Sözlü fetva: Söz ile
verilen fetva konusu açıktır; dolayısıyla üzerinde durmaya gerek yoktur.
Fiili fetva: Fetvanın
fiil ile olabilmesi iki yoldan olur:
(1) Fiil,
kullanılışı yaygın olarak biline bir konuda anlatma kasdı
içerir.
Bu tür fiiller açık söz
yerine geçer. Mesela Rasulullah [s.a.v.] parmakları
açık olarak iki elini göstermiş ve: "Ay böyle, böyle ve böyledir"
buyurmuştur. Rasulullah'a [s.a.v.] hacc hakkında soru sorulmuş ve (soruyu soran kişi):
"Şeytan taşlamadan önce kurban kestim. Ne gerekir?" demiş,
Rasulullah [s.a.v.]da başı ile işaret etmiş ve "Bir günah
yoktur" demiştir. Yine Rasulullah [s.a.v.] şöyle
buyurmuştur: İlim alınır, ortaya bilgisizlik ve fitneler çıkar, herc çoğalır" Dediler ki: "Here
nedir? Ya Rasulallah!" o eliyle: "İşte
böyle" buyurdu ve sanki öldürmeyi tarif ediyormuş gibi eliyle işarette
bulundu.

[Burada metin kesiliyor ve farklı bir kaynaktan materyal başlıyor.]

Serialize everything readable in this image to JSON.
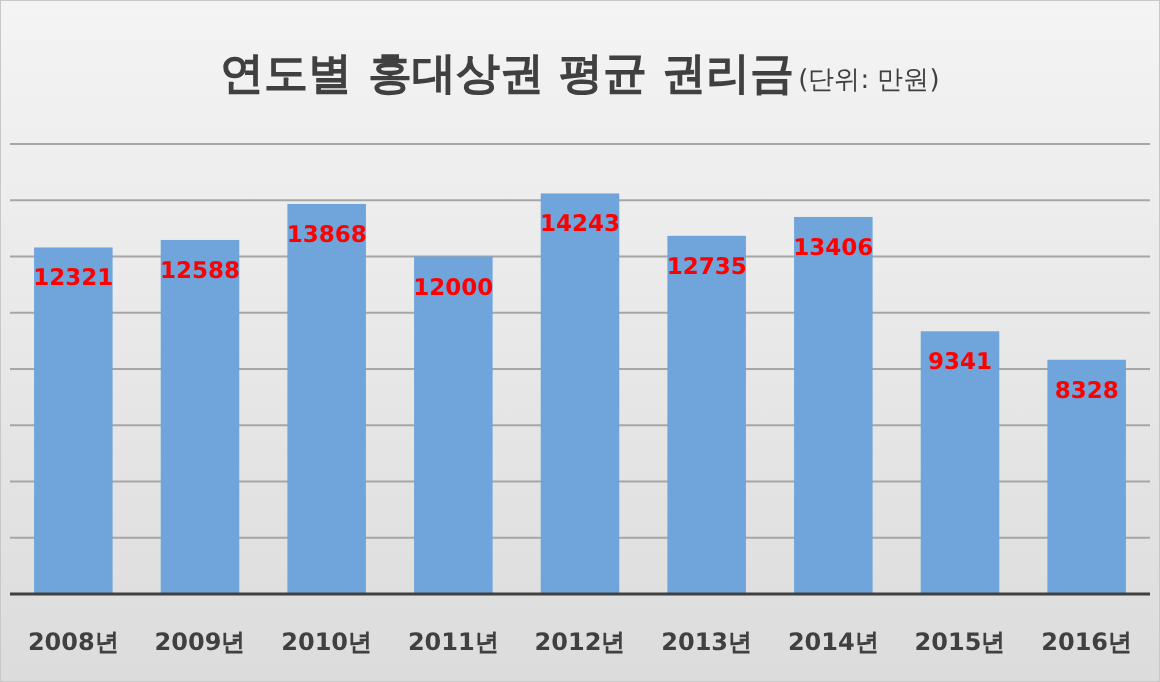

Güneş tutulması (küslif) hakkındaki Hz. Aişe hadisi de böyledir. Şöyle ki: Esma, namaz kılmakta
olan Hz. Aişe'ye gelmiş ve "İnsanların bu hali
ne?" diye sual sormuş. O da başı ile göğe işaret etmiş. "Bu. bir ayet midir?" demiş. Hz. Aişe
de: "Başı ile (evet anlamına) işaret etmiş" Rasulullah
[s.a.v.], kendisine namaz vakitlerini soran kişiye: "Bu iki günü bizimle
birlikte kıl!" demiş, sonunda da: 'Vakit, bu ikisi arasındadır"

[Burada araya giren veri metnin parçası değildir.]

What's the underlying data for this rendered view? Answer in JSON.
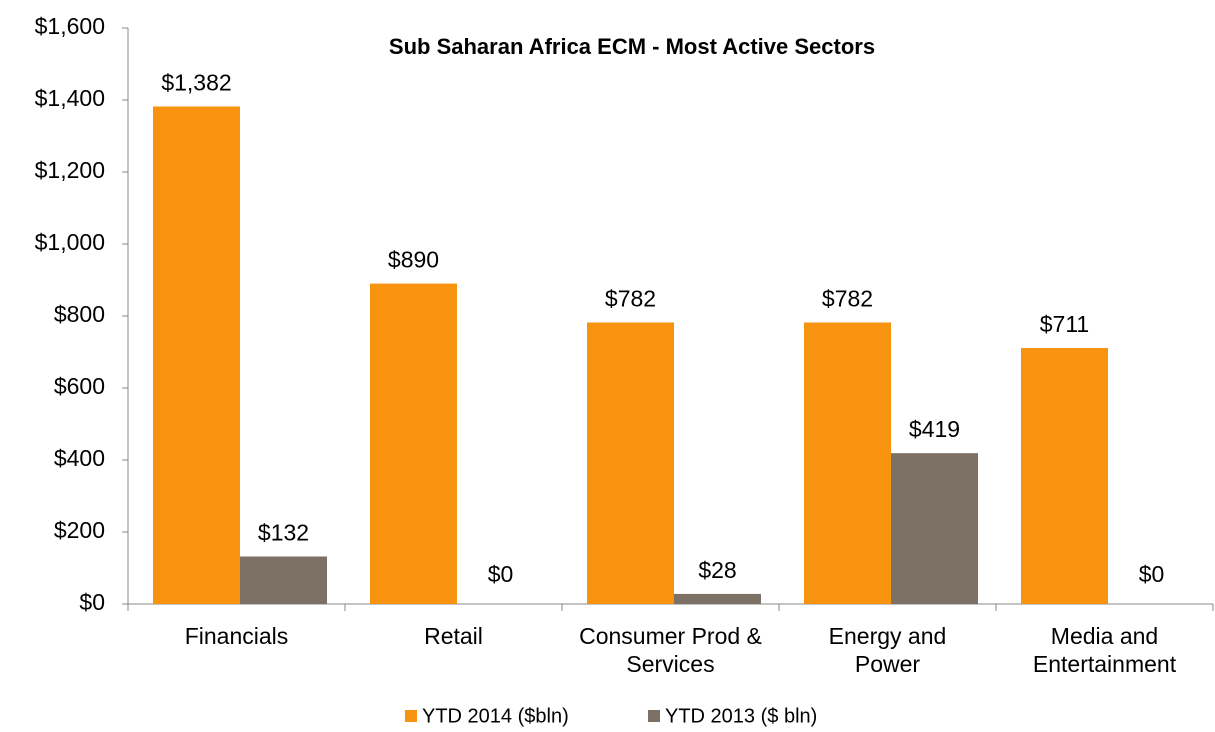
{
  "chart_data": {
    "type": "bar",
    "title": "Sub Saharan Africa ECM - Most Active Sectors",
    "categories": [
      "Financials",
      "Retail",
      "Consumer Prod &\nServices",
      "Energy and\nPower",
      "Media and\nEntertainment"
    ],
    "series": [
      {
        "name": "YTD 2014 ($bln)",
        "color": "#f7930f",
        "values": [
          1382,
          890,
          782,
          782,
          711
        ],
        "value_labels": [
          "$1,382",
          "$890",
          "$782",
          "$782",
          "$711"
        ]
      },
      {
        "name": "YTD 2013 ($ bln)",
        "color": "#7d7166",
        "values": [
          132,
          0,
          28,
          419,
          0
        ],
        "value_labels": [
          "$132",
          "$0",
          "$28",
          "$419",
          "$0"
        ]
      }
    ],
    "ylim": [
      0,
      1600
    ],
    "yticks": [
      {
        "value": 0,
        "label": "$0"
      },
      {
        "value": 200,
        "label": "$200"
      },
      {
        "value": 400,
        "label": "$400"
      },
      {
        "value": 600,
        "label": "$600"
      },
      {
        "value": 800,
        "label": "$800"
      },
      {
        "value": 1000,
        "label": "$1,000"
      },
      {
        "value": 1200,
        "label": "$1,200"
      },
      {
        "value": 1400,
        "label": "$1,400"
      },
      {
        "value": 1600,
        "label": "$1,600"
      }
    ],
    "grid": false,
    "legend": "bottom"
  }
}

buyurmuştur. Bu manada örnekler gerçekten pek çoktur.
(2) Nümune-i imtisal
olma ve bu amaçla gönderilmiş bulunmasının gereği olarak fıillerin
beyan manası içermesi: Bunun esası Allah Teala'nın şu
buyruğudur: "Zeyd, o kadından ilişiğini kesince
biz onu sana nikahladık ki (bundan böyle) evlatlıkları, karılarıyla
ilişkilerini kestikleri (onları boşadıkları) zaman o kadınlarla evlenmek
hususunda mü'minlere bir güçlük olmasın"[Ahzab 37] Hz. İbrahim hakkında ise: "İbrahim'de ve
onunla beraber olanlarda, sizin için gerçekten güzel bir örnek vardır ... "[Mümtehine 4]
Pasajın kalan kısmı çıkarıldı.